Aus eins mach mehr – der Aktiensplit
Stellen Sie sich vor, Sie halten Aktien eines Unternehmens und bekommen plötzlich für jede Aktie drei neue. Toll, eine wunderbare Aktienvermehrung, denken Sie glücklich. Aber was hat das Unternehmen davon – und bringt Ihnen das etwas? Nach einem solchen Aktiensplit weist die einzelne Aktie logischerweise einen kleineren Anteil am Grundkapital aus und ist so leichter zu handeln, weil das einzelne Papier weniger kostet. Sie bekommen also nicht das Dreifache, sondern leider nur das Gleiche, durch drei geteilt. Das Kuchenstück wird kleiner portioniert und damit leichter bekömmlich, wenn Sie so wollen. Dies führt zu mehr Umsatz an der Börse, und mehr Umsatz treibt meistens den Kurs in die Höhe. Wenn viele kleine Stücke Kuchen etwas Sahne obendrauf bekommen sollen, brauchen Sie mehr Sahne, als wenn ein großes Stück ein Sahnehäubchen erhält. Man spricht dann auch davon, dass die Aktie optisch billiger wird und so mehr Käufer anlockt. Für Sie als Aktionär rentiert sich das also schon einmal über die Kurse. Aber Sie bekommen im Prinzip auch mehr Dividende, weil Sie diese dann nicht nur für eine, sondern gleich für drei Aktien erhalten. Sie ahnen schon, was jetzt kommt? In der Regel fällt die Dividende auch um ein Drittel kleiner aus – außer das Unternehmen ist generös.

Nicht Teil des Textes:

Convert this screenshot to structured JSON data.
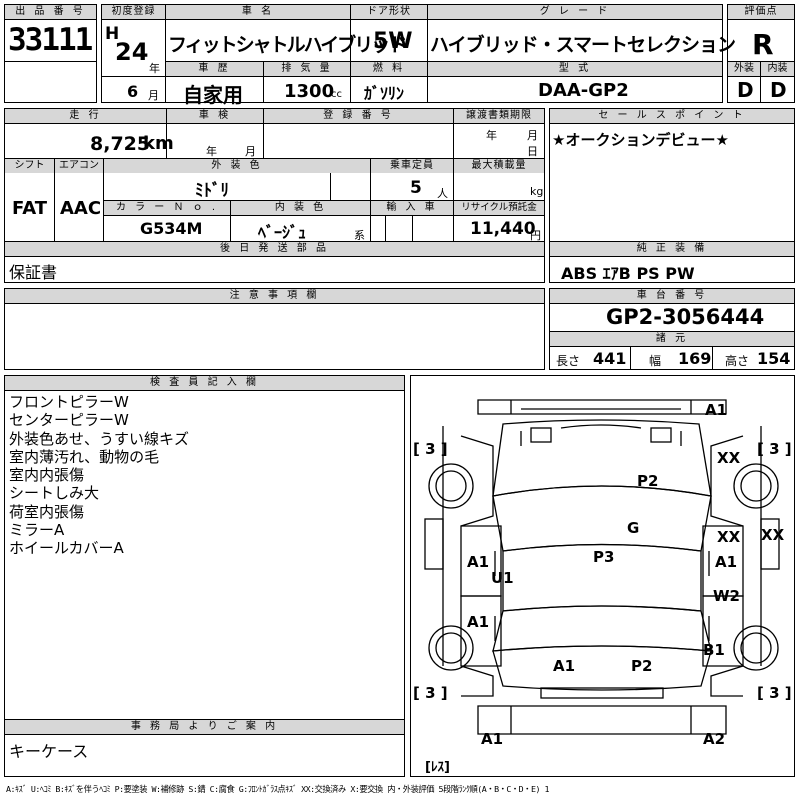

Es gibt auch das Gegenteil, allerdings sehr viel seltener: Der Aktienkurs ist so dramatisch gesunken, dass sich das Unternehmen gezwungen sieht, für viele Aktien nur noch eine neue auszugeben. Damit wollen die angeschlagenen Unternehmen vermeiden, dass ihre Papiere – imageschädigend – zu Penny-Stocks werden, also zu Aktien, die nur ein paar Cent kosten. Oft ist die Zusammenlegung mehrerer Aktien ein deutliches Warnsignal, das neue Anleger blenden soll. Einige der einstmals hoch gehandelten Unternehmen des Neuen Marktes, der als Börsenindex für junge, zukunftsweisende Technologieunternehmen nur eine kurze Lebensdauer von 1997 bis 2003 hatte, mussten so handeln, und trotzdem dümpeln bei manchen der überlebenden Firmen die Aktien nach wie vor im Penny-Bereich vor sich hin.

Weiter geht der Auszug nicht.